Welcome to Gaia Physical Therapy, where we treat those suffering from pelvic floor dysfunction.
A Message From Michelle
Hi, and welcome to the new website for my clinic, Gaia Physical Therapy. I’m Michelle Conlin, a Pelvic Floor Physical Therapist, owner and solo practitioner. Helping my clients with Pelvic Floor Rehabilitation has become one of my greatest passions. More people than one might think suffer from pelvic floor issues, and many of them suffer in silence. The most heartbreaking fact is that people are often unaware of what pelvic physical therapists do and how they can help. Some people live with pelvic floor issues that significantly impact their quality of life for years.
I know it can be unusual and uncomfortable to talk with someone about problems with urinating, bowel movements or sex. But when these things aren’t going well because of pelvic floor dysfunction, it can be truly life-changing to find an understanding pelvic physical therapist who does internal work, provides education and takes the time to develop a home program that actually improves the situation.
Frequently asked questions
We now have an FAQ list that we hope will help you answer some of the more common ones.
1. How long will I need to do pelvic physical therapy?

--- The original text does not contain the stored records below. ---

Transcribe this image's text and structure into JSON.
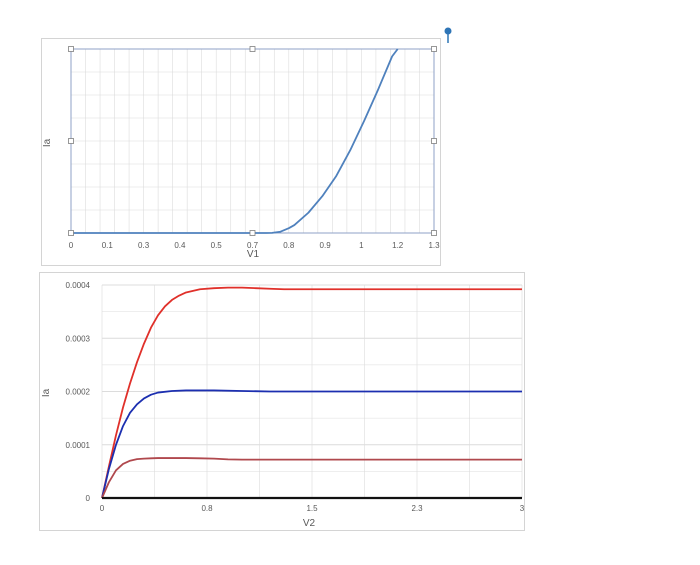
{
  "chart_data": [
    {
      "type": "line",
      "xlabel": "V1",
      "ylabel": "Ia",
      "xlim": [
        0,
        1.3
      ],
      "x_ticks": [
        "0",
        "0.1",
        "0.3",
        "0.4",
        "0.5",
        "0.7",
        "0.8",
        "0.9",
        "1",
        "1.2",
        "1.3"
      ],
      "grid": true,
      "selected": true,
      "colors": {
        "line": "#4f81bd",
        "grid": "#dcdcdc",
        "selection": "#8fa2c7"
      },
      "series": [
        {
          "x": [
            0,
            0.1,
            0.2,
            0.3,
            0.4,
            0.5,
            0.6,
            0.65,
            0.7,
            0.72,
            0.75,
            0.78,
            0.8,
            0.85,
            0.9,
            0.95,
            1.0,
            1.05,
            1.1,
            1.15,
            1.17
          ],
          "y": [
            0,
            0,
            0,
            0,
            0,
            0,
            0,
            0,
            0,
            0.0006,
            0.007,
            0.026,
            0.043,
            0.11,
            0.2,
            0.31,
            0.45,
            0.61,
            0.78,
            0.96,
            1.0
          ]
        }
      ]
    },
    {
      "type": "line",
      "xlabel": "V2",
      "ylabel": "Ia",
      "xlim": [
        0,
        3
      ],
      "ylim": [
        0,
        0.0004
      ],
      "x_ticks": [
        "0",
        "0.8",
        "1.5",
        "2.3",
        "3"
      ],
      "y_ticks": [
        "0",
        "0.0001",
        "0.0002",
        "0.0003",
        "0.0004"
      ],
      "grid": true,
      "colors": {
        "grid": "#dcdcdc"
      },
      "series": [
        {
          "color": "#e0302a",
          "x": [
            0,
            0.05,
            0.1,
            0.15,
            0.2,
            0.25,
            0.3,
            0.35,
            0.4,
            0.45,
            0.5,
            0.55,
            0.6,
            0.7,
            0.8,
            0.9,
            1.0,
            1.1,
            1.2,
            1.3,
            1.5,
            2.0,
            2.5,
            3.0
          ],
          "y": [
            0,
            6e-05,
            0.000118,
            0.00017,
            0.000215,
            0.000255,
            0.00029,
            0.00032,
            0.000343,
            0.00036,
            0.000372,
            0.00038,
            0.000386,
            0.000392,
            0.000394,
            0.000395,
            0.000395,
            0.000394,
            0.000393,
            0.000392,
            0.000392,
            0.000392,
            0.000392,
            0.000392
          ]
        },
        {
          "color": "#1c2fb0",
          "x": [
            0,
            0.05,
            0.1,
            0.15,
            0.2,
            0.25,
            0.3,
            0.35,
            0.4,
            0.5,
            0.6,
            0.7,
            0.8,
            1.0,
            1.2,
            1.5,
            2.0,
            2.5,
            3.0
          ],
          "y": [
            0,
            5.5e-05,
            0.0001,
            0.000135,
            0.00016,
            0.000176,
            0.000187,
            0.000194,
            0.000198,
            0.000201,
            0.000202,
            0.000202,
            0.000202,
            0.000201,
            0.0002,
            0.0002,
            0.0002,
            0.0002,
            0.0002
          ]
        },
        {
          "color": "#b0484d",
          "x": [
            0,
            0.05,
            0.1,
            0.15,
            0.2,
            0.25,
            0.3,
            0.35,
            0.4,
            0.5,
            0.6,
            0.7,
            0.8,
            0.9,
            1.0,
            1.5,
            2.0,
            2.5,
            3.0
          ],
          "y": [
            0,
            3e-05,
            5.2e-05,
            6.4e-05,
            7e-05,
            7.3e-05,
            7.4e-05,
            7.45e-05,
            7.5e-05,
            7.5e-05,
            7.5e-05,
            7.45e-05,
            7.4e-05,
            7.25e-05,
            7.2e-05,
            7.2e-05,
            7.2e-05,
            7.2e-05,
            7.2e-05
          ]
        },
        {
          "color": "#111111",
          "x": [
            0,
            3
          ],
          "y": [
            0,
            0
          ]
        }
      ]
    }
  ]
}
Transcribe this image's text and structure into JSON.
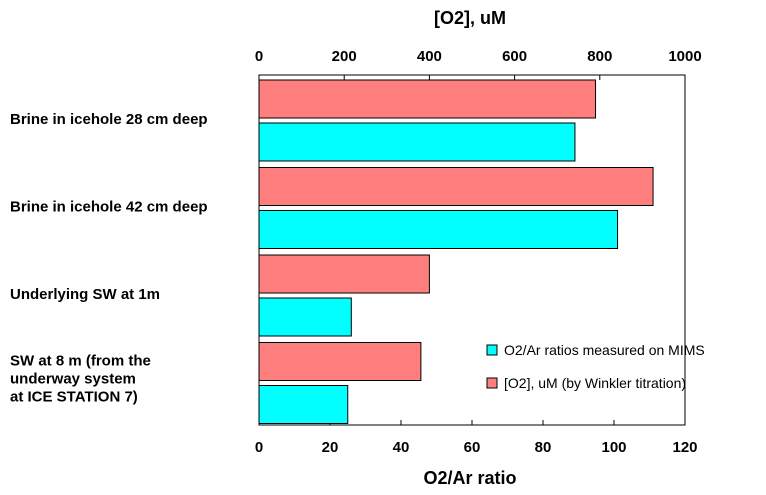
{
  "chart_data": {
    "type": "bar",
    "orientation": "horizontal",
    "categories": [
      [
        "Brine in icehole 28 cm deep"
      ],
      [
        "Brine in icehole 42 cm deep"
      ],
      [
        "Underlying SW at 1m"
      ],
      [
        "SW at 8 m (from the",
        "underway system",
        "at ICE STATION 7)"
      ]
    ],
    "series": [
      {
        "name": "[O2], uM (by Winkler titration)",
        "axis": "top",
        "color": "#ff7f7f",
        "values": [
          790,
          925,
          400,
          380
        ]
      },
      {
        "name": "O2/Ar ratios measured on MIMS",
        "axis": "bottom",
        "color": "#00ffff",
        "values": [
          89,
          101,
          26,
          25
        ]
      }
    ],
    "top_axis": {
      "label": "[O2], uM",
      "ticks": [
        "0",
        "200",
        "400",
        "600",
        "800",
        "1000"
      ],
      "range": [
        0,
        1000
      ]
    },
    "bottom_axis": {
      "label": "O2/Ar ratio",
      "ticks": [
        "0",
        "20",
        "40",
        "60",
        "80",
        "100",
        "120"
      ],
      "range": [
        0,
        120
      ]
    },
    "legend_position": "bottom-right",
    "grid": false
  }
}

What seems to work best for treatment and provides the best outcomes is to plan for one visit per week for six to twelve weeks. After that, we can taper down to one or two times a month for two to three months. However, with that being said, please keep in mind that each client’s situation is different and the frequency might be more or less dependent on one’s personal needs and goals as well as physiology.
2. Should I come to therapy if I have my period?
I make sure to start by telling my clients that it is perfectly safe to perform internal work while on your period. However, I also tell each client to decide for themselves whether or not they are comfortable with any internal manual therapy during this time. If they are a little apprehensive, I might suggest external treatments instead. I do also advise them that missing a whole week of therapy can possibly prolong reaching goals—so, we do try to stay on schedule, but always respect each person’s decision.
3. What does an internal assessment of pelvic floor muscles involve?
This assessment usually will happen on the second visit for most clients. On the first visit, I will go over a lot of educational information on pelvic floor anatomy and physiology, and then begin the external assessment of posture and breathing. I explain in detail how and why I would suggest an internal assessment of the pelvic floor muscles for a client. If the client gives consent for the internal assessment, they undressed from the waist down and are provided with a sheet/ blanket to cover themselves. I will always ask your permission to look and/or to touch as we begin the assessment or session. There is no speculum or stirrups used. Clients are always encouraged to bring a chaperone if this would make them more comfortable. Since on the first visit we went through a lot of educational material, we can now apply that knowledge to the client’s own anatomy. At any time, the client can ask to stop the assessment. I know this kind of assessment isn’t easy for some people, so I make sure we are always on the same page.
4. How much do pelvic physical therapy services cost?
Physical therapy services are covered by most insurance companies. If a client has insurance and wants to use their benefits, then the biller will go ahead and bill in the usual manner. I encourage clients to research their specific policy so that they know if they will be liable for deductibles or co-insurance co-pay costs. Gaia Physical Therapy is currently an in-network provider for Medicare, Medicaid, United, Aetna, UMR and Humana. Some clients choose to use their FSA/HSA accounts as well. I can provide an itemized invoice for tax/ insurance purposes. If someone has out-of-network benefits, we can still bill their insurance. The time-of-service (cash) rates as of November 2021 are as follows: $150.00 for the evaluation and $90.00 for any follow-up visit. These rates are subject to change.
5. LGBTQIA Clients
Pelvic floor dysfunction can occur with anyone who has a pelvic floor. I treat anyone with a pelvic floor issue or dysfunction. The only individuals I do not treat at my clinic are children (anyone under the age of 18). I encourage clients to use their own pronouns where needed throughout this website.
6. If I have had a pelvic floor problem (bladder, bowel dysfunction or sexual/penetrative problems) for several years, will I still benefit from the therapy?
I have seen clients where the original onset of symptoms started many years ago. This often coincides with pregnancy/delivery, which for some people could have been 20-30 years ago or more. Pelvic floor rehabilitation can really happen at any time. If you have never had a consultation before, it is worth at least seeing if the pelvic floor muscles are contributing to the problem. Most of the time, clients have been to see from 5 to 7 physician specialists before they even hear about a pelvic floor physical therapist—but once someone is finally referred for pelvic floor therapy, the work can begin!
7. Do you have a wait list?
This does vary, but most of the time there is a one to two-month wait to have an evaluation scheduled. However, once you are established as a client, your sessions will be scheduled weekly.
8. What if I leak urine during a session?
I know this situation is never comfortable and can be an embarrassment when it happens. However, I am not at all worried about it. In my profession, it goes with the territory, so to speak. Many people come to see me for this exact problem. When it occurs, it simply confirms why you are in treatment.